Wpis z mikrobloga

  • 7
@Bioenergoterapeuta To co mówisz ma sens, ale może być też zupełnie inaczej - mogła się równie dobrze pruć jak stare gacie za przeproszeniem, bo to też niekiedy jest skutek bycia wykorzystywanym w dzieciństwie. Szukasz akceptacji po traumatycznych przeżyciach, i jednym ze sposobów jest przygodny seks
  • Odpowiedz
@nn1upl: Jakby to powiedział mieszkaniec wysp brytyjskich - you never know. Dlatego uwielbiam ten film, bo to klasyczne dzieło, które zostawia sporo niedopowiedzeń i nawet na pozór oczywiste sytuacje, realnie mogą być zgoła odmienne niż interpretacja przeciętnego widza.
  • Odpowiedz
@KrolWlosowzNosa: Masz rację, ale ta postać jest już chyba skazana na postrzeganie jej pod kątem rozwiązłego życia i finalnie wykorzystania Forresta.
Moja ulubiona scena z filmu - gdzie obrzuca dom rodzinny kamieniami, jest idealnym podsumowaniem całego jej życia.

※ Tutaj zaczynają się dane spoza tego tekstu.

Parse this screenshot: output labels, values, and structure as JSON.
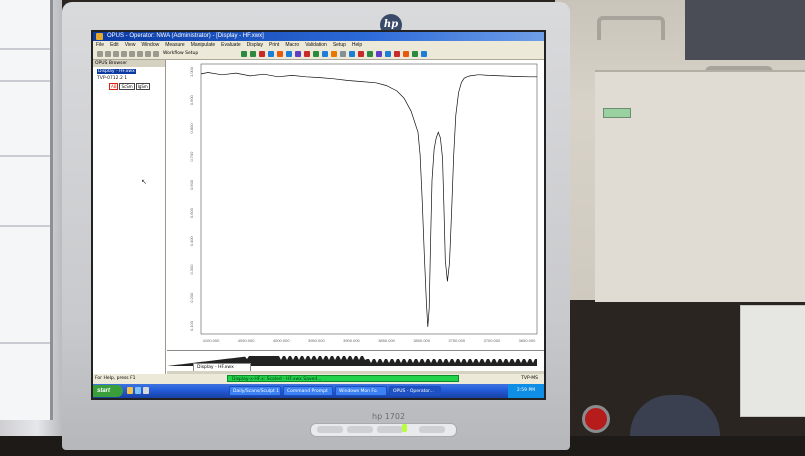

@Bioenergoterapeuta: Pokazali, że była w ruchu hipisowskim - to wszystko wyjaśnia i wcale nie potrzeba było akcentować jej puszczania. ( ͡° ͜ʖ ͡°)
  • Odpowiedz
Z czasem może zlapiecie, że szukanie kobiety będącą wypadkową waszej mamy, babci, dobrej cioci, kumpla z podwórka i gwiazdy porno


Świete słowa dużo osob sobie wyobraza druga polowke jak w firmach romantycznych, spojrzenie dlugie w oczy, przy cudownej muzyce, milosc od pierwszego wejrzenia....
Zycie tak nie dziala, nie ma tak jak na filmach, sporo i niebieskich i rozowych nie moze tego pojąć dlatego są sami...
  • Odpowiedz
@Karling: Tak naprawde, to film zrobił z Foresta beciaka kukolda, bo w książce jak był gwiazdą rocka, to nie dość, że się bzykali, to jeszcze bzykał fanki No i miał wielkiego kutanga xD
  • Odpowiedz
Z czasem może zlapiecie, że szukanie kobiety będącą wypadkową waszej mamy, babci, dobrej cioci, kumpla z podwórka i gwiazdy porno nie wyprowadzi was poza próg nałogowej masturabacji. A szkoda.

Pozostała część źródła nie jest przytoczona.